The only running pritunl processes (identified by ps aux | grep -i pritunl) are:

  • /usr/lib/pritunl/usr/bin/python3 /usr/lib/pritunl/usr/bin/pritunl start
  • pritunl-web

I checked the output of journalctl -u pritunl and see http output since last restart but it doesn’t contain any information for dns at this. I’ll make sure to check the next time the issue presents itself.

Manually inspecting all available system.journal files with strings, I found some references to chrony and other python DNS modules but no obvious errors.
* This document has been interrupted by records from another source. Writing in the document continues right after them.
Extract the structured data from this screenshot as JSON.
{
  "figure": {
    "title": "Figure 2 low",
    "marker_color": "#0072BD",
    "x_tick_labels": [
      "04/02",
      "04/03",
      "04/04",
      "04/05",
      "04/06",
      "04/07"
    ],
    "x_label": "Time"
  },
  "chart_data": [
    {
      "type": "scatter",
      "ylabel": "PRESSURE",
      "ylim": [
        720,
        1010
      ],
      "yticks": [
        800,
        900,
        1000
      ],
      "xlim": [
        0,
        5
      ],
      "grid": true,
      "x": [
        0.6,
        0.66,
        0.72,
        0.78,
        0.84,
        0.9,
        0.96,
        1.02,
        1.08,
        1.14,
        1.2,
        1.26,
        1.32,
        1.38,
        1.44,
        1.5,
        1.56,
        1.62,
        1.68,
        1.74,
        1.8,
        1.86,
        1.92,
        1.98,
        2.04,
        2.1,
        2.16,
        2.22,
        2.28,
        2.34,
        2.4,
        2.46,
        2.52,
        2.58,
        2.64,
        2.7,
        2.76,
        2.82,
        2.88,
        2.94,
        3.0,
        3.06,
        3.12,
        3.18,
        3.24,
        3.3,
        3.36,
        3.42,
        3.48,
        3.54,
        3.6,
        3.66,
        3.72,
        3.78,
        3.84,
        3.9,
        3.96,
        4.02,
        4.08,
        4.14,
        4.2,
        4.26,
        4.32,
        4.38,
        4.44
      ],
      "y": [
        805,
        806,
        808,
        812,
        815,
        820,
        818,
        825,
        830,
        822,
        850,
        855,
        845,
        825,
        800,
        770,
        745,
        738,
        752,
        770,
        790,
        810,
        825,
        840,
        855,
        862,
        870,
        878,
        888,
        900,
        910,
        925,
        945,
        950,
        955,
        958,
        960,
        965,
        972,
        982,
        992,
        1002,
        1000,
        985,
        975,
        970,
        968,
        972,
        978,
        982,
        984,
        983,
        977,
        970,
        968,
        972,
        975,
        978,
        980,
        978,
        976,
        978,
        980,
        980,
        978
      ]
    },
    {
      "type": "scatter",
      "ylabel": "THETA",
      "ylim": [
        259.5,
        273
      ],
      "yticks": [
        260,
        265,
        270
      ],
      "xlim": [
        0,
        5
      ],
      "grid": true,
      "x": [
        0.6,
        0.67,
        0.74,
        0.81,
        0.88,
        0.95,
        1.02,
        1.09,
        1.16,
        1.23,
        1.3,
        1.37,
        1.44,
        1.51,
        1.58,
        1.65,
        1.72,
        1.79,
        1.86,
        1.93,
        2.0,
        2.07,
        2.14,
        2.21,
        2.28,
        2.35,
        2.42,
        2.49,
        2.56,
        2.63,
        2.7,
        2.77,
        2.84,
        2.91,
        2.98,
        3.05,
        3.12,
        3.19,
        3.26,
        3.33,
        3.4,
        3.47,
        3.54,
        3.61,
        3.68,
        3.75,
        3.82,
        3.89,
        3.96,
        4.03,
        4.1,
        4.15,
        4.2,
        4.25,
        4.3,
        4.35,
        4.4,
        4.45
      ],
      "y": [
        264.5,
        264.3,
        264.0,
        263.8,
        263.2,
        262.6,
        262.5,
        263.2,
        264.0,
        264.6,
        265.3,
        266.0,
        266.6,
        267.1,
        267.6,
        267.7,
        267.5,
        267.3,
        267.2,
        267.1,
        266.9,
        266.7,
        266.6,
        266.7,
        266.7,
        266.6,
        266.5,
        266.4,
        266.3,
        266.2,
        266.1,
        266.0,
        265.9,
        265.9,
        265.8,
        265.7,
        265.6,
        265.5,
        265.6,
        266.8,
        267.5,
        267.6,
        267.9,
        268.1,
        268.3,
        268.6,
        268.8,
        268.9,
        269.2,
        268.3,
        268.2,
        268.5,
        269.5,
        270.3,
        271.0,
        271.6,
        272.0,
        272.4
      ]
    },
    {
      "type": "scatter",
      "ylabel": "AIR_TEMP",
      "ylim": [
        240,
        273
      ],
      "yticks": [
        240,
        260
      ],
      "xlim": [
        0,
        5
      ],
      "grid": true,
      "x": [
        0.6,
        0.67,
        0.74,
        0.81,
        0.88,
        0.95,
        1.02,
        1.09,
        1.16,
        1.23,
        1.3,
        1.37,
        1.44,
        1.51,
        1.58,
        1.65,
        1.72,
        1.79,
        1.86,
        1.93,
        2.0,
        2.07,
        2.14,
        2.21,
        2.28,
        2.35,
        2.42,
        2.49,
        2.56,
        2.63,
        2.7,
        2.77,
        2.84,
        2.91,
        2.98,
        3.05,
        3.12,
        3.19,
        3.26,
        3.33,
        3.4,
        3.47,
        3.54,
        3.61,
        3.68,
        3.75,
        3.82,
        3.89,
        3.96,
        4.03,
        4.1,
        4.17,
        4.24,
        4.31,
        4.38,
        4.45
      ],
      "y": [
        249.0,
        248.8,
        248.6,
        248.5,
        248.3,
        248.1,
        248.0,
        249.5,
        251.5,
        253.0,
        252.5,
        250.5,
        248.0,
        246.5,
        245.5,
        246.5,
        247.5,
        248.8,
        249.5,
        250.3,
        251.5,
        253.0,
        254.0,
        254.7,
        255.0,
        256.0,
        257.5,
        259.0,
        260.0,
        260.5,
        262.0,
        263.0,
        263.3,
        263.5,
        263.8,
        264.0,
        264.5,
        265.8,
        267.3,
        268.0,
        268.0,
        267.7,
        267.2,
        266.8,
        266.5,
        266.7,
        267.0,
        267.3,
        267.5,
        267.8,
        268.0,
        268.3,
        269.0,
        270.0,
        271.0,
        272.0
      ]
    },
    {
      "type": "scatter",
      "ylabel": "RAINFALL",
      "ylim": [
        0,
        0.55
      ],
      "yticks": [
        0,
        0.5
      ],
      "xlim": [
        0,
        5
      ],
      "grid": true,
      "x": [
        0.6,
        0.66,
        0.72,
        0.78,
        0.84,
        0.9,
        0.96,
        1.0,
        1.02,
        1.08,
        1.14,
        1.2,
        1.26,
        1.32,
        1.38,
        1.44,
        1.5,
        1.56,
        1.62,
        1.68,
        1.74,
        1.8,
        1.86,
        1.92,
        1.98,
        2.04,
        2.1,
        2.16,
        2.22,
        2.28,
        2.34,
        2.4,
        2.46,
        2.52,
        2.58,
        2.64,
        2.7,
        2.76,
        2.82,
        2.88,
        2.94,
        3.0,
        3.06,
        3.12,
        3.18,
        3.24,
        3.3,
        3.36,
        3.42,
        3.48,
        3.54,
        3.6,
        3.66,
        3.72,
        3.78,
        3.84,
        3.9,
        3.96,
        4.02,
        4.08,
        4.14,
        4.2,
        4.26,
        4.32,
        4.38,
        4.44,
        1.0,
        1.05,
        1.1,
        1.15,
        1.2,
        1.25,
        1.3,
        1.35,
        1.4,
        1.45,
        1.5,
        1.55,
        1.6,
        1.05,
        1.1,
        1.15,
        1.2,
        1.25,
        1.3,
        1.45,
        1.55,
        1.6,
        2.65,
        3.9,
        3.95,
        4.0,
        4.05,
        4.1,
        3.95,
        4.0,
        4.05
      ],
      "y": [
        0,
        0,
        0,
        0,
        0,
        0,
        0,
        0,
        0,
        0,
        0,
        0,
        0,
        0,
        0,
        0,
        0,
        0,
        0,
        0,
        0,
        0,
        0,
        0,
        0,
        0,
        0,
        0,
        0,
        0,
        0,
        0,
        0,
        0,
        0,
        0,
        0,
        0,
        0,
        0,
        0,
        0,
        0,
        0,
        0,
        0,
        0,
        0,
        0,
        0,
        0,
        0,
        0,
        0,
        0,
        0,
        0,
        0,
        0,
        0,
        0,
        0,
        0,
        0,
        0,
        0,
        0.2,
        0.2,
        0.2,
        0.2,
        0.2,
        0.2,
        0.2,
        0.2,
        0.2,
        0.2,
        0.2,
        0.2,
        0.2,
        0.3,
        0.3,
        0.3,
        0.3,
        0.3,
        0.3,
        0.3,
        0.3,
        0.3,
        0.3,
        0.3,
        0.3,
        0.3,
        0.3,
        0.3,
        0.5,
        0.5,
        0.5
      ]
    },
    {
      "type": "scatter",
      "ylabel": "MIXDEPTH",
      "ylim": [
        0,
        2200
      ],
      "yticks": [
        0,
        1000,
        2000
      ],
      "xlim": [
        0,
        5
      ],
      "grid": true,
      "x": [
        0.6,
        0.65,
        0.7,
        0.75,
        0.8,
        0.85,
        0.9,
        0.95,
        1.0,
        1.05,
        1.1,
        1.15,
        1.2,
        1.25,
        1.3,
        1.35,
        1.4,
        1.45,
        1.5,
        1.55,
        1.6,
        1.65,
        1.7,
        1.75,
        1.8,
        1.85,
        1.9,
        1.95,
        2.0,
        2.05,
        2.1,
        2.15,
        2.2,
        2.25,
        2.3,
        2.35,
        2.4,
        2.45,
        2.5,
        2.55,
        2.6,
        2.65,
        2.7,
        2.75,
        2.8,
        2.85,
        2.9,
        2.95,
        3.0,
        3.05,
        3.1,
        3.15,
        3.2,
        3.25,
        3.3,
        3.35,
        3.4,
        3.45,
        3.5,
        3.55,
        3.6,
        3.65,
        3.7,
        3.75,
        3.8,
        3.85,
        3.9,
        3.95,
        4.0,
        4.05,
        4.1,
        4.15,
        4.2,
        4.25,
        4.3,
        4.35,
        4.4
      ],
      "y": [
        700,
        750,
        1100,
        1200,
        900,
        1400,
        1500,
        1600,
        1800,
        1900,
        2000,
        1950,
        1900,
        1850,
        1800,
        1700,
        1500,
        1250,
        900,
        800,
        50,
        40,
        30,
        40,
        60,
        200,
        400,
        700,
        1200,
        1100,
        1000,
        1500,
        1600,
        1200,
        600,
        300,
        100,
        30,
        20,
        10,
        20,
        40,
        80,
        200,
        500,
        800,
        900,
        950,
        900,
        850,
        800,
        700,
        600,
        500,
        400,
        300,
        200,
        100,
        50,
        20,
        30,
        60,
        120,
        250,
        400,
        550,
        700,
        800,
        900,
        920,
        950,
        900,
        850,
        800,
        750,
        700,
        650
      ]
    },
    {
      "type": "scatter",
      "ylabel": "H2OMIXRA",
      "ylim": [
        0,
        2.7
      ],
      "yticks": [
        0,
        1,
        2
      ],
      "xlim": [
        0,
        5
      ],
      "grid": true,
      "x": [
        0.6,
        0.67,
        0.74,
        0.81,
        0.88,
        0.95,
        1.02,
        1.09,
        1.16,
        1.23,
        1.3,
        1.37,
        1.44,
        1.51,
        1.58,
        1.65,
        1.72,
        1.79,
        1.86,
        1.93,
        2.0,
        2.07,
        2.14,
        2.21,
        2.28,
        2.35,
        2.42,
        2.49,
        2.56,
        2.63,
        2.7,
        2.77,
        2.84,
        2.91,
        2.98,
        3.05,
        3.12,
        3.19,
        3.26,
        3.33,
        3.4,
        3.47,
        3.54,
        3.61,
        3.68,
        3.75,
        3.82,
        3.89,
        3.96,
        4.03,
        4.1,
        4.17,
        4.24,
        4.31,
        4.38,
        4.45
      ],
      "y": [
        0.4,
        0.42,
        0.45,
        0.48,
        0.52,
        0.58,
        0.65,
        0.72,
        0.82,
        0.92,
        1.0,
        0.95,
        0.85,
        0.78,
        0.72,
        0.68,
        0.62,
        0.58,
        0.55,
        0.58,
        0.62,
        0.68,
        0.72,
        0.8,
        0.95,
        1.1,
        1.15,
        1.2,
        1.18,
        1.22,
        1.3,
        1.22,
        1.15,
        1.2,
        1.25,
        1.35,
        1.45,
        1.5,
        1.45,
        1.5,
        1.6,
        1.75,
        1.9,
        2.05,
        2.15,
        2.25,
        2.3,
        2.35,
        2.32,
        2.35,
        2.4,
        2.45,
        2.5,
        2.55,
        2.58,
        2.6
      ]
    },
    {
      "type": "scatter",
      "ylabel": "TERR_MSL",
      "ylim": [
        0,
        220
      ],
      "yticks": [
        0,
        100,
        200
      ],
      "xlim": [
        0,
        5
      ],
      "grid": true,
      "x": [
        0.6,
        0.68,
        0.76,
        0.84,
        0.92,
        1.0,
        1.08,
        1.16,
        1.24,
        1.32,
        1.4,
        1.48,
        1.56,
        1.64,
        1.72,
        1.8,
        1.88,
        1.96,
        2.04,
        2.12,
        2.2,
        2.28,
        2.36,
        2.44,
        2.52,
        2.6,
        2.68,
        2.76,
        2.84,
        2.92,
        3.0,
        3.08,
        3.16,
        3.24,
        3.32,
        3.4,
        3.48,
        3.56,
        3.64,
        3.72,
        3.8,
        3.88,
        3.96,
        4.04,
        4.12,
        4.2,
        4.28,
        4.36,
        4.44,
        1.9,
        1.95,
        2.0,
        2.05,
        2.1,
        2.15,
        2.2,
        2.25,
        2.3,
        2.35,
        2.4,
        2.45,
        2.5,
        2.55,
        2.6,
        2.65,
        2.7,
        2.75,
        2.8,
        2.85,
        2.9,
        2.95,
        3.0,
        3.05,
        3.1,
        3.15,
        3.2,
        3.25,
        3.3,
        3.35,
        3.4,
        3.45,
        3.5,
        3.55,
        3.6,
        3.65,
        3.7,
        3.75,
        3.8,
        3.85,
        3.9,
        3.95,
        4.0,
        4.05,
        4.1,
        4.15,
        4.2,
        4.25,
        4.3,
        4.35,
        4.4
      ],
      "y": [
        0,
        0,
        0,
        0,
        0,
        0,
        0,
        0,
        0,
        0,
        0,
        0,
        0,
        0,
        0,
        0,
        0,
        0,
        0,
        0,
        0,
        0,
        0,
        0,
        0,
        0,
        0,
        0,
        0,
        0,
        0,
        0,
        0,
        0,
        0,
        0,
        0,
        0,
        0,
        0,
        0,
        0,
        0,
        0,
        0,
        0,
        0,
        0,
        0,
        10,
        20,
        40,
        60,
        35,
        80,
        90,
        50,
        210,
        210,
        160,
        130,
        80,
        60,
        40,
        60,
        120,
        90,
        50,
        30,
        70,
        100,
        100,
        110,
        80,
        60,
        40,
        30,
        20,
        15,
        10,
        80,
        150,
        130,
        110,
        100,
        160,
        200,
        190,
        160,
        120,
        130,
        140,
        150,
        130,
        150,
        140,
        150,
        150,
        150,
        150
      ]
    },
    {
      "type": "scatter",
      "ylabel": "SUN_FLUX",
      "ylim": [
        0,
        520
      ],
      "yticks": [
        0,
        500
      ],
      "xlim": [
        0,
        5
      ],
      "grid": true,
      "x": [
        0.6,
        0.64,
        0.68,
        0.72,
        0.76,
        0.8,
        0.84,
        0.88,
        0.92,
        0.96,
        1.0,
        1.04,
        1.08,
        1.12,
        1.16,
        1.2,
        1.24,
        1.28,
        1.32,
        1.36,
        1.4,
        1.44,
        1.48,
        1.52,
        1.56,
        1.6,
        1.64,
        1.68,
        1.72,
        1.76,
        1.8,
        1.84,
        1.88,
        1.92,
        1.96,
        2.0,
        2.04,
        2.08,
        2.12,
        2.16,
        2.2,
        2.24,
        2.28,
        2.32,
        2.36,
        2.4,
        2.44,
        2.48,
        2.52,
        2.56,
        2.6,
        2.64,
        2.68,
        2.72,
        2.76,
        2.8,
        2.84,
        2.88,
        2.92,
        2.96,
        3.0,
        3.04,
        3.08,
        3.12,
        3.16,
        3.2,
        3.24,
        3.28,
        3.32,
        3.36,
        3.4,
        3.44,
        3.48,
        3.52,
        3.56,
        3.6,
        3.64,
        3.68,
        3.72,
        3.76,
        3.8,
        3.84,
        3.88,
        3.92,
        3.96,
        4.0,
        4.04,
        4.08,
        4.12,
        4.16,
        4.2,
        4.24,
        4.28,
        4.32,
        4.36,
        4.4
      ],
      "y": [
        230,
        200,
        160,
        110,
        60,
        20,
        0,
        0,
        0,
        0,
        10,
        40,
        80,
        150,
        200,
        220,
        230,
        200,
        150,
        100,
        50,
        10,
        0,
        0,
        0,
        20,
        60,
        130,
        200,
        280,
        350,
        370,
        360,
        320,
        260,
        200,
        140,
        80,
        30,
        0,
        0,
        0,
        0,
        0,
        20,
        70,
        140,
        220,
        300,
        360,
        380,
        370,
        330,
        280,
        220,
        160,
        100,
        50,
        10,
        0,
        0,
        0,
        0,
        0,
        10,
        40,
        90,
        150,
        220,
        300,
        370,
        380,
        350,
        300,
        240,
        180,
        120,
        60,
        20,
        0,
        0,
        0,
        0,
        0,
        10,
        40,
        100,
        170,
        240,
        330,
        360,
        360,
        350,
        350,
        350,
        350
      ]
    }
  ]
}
I’m a bit skeptical that the service(s), as configured, would log sudo canDNS faults as is.
What do you think?

[Unit]
Description=Pritunl Daemon

[Service]
LimitNOFILE=500000
ExecStart=/usr/lib/pritunl/usr/bin/pritunl start
SuccessExitStatus=SIGALRM
TimeoutStopSec=20

[Install]
WantedBy=multi-user.target

Enabling Client DNS Mapping in the server settings will enable pritunl-dns and route DNS queries through the Pritunl server. These issue also occur with the AWS VPC DNS servers and using pritunl-dns has fixed those issues. It’s possible it’s an issue with access controls on the VPC DNS servers or rate limits.